The second argument appears to be that any defendant committed for examination under § 4247 is, by virtue of the committment, entitled to a competency hearing. This argument is not without textual support, as § 4241(b) does imply that the “examination” will be ordered “prior to the hearing.” But the more specific language trumps the general, and that specific language requires a hearing on “reasonable cause.” It makes perfect sense that the examination ordered under § 4247 might, as it apparently did here, dispel reasonable cause. A § 4247 examination does not automatically entitle a defendant to a hearing.
There was no plain error here because no reasonable judge would harbor a genuine doubt about Garza's competency; no reasonable judge would harbor a genuine doubt about Garza's competency because there was not substantial evidence; there was not substantial evidence because Garza's medical history, his behavior in and out of trial, and his defense counsel's statements do not reveal a defendant incapable of either understanding the nature of the proceedings against him or assisting in his defense.
1. Middleton began his report by summarizing his task, which specifically included assessing “competence.” But in his conclusion Middleton never specifically says “incompetent.” He writes that “Mr. Garza does not appear to be able to rationally address his legal circumstances at this time.” Though this sentence is vague, the gist of the report makes its import clear. We will give Garza the benefit of the doubt and treat this as a specific diagnosis of incompetency.
2. We unseal the sealed pages of the Hope report cited in this opinion only to the extent that unsealing is necessary for purposes of this opinion. The sealed materials, including the specific pages cited herein, otherwise remain sealed.
3. The failure to sua sponte hold a competency hearing will always be reviewed for plain error. United States v. Dreyer, 705 F.3d 951, 960 (9th Cir.2013) (“This is because a defense counsel who is attuned to his client's mental condition and recognizes that the defendant's competency is in question would not leave it up to the district court to order a competency hearing sua sponte, rather, he would move for such a hearing himself.

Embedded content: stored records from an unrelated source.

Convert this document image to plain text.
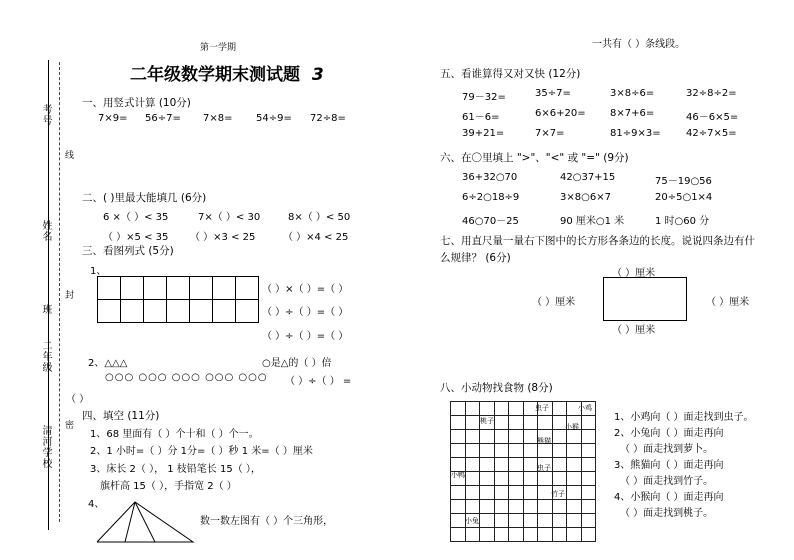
考号
姓名
班
二年级
清河学校
线
封
密
第一学期
二年级数学期末测试题 3
一、用竖式计算 (10分)
7×9= 56÷7= 7×8= 54÷9= 72÷8=
二、( )里最大能填几 (6分)
6 ×（ ）< 35	7×（ ）< 30	8×（ ）< 50
（ ）×5 < 35 （ ）×3 < 25	（ ）×4 < 25
三、看图列式 (5分)
1、
（ ）×（ ）=（ ）
（ ）÷（ ）=（ ）
（ ）÷（ ）=（ ）
2、△△△	○是△的（ ）倍
○○○ ○○○ ○○○ ○○○ ○○○ （ ）÷（ ） =
（ ）
四、填空 (11分)
1、68 里面有（ ）个十和（ ）个一。
2、1 小时=（ ）分 1分=（ ）秒 1 米=（ ）厘米
3、床长 2（ ）， 1 枝铅笔长 15（ ），
旗杆高 15（ ），手指宽 2（ ）
4、
数一数左图有（ ）个三角形，
一共有（ ）条线段。
五、看谁算得又对又快 (12分)
79－32=	35÷7=	3×8÷6=	32÷8÷2=
61－6=	6×6+20= 8×7+6=	46－6×5=
39+21=	7×7=	81÷9×3=	42÷7×5=
六、在〇里填上 ">"、"<" 或 "=" (9分)
36+32○70	42○37+15	75－19○56
6÷2○18÷9	3×8○6×7	20÷5○1×4
46○70－25	90 厘米○1 米	1 时○60 分
七、用直尺量一量右下图中的长方形各条边的长度。说说四条边有什
么规律？ (6分)
（ ）厘米
（ ）厘米	（ ）厘米
（ ）厘米
八、小动物找食物 (8分)
虫子	小鸡
桃子
小猴
熊猫
虫子
小鸭
竹子
小兔
1、小鸡向（ ）面走找到虫子。
2、小兔向（ ）面走再向
（ ）面走找到萝卜。
3、熊猫向（ ）面走再向
（ ）面走找到竹子。
4、小猴向（ ）面走再向
（ ）面走找到桃子。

If his motion was denied we would then evaluate the district court's denial of the motion rather than its failure to order a hearing sua sponte.”).
4. Even though this is a direct appeal, we look to our cases reviewing collateral challenges to the extent they also involve a “substantial evidence” inquiry. See, e.g., Deere v. Woodford, 339 F.3d 1084, 1086 (9th Cir.2003) (applying substantial evidence standard to pre-AEDPA habeas proceeding); Davis v. Woodford, 384 F.3d 628, 644–45 (9th Cir.2000) (applying substantial evidence standard to post-AEDPA habeas proceedings).
5. We think that no reasonable judge would doubt that Hope got the better of the debate. Middleton was tentative. He repeatedly noted that a review of Garza's medical records would have firmed-up his diagnosis, but he never reviewed those records. Hope did. She also conducted more tests and observed Garza for far longer than did Middleton.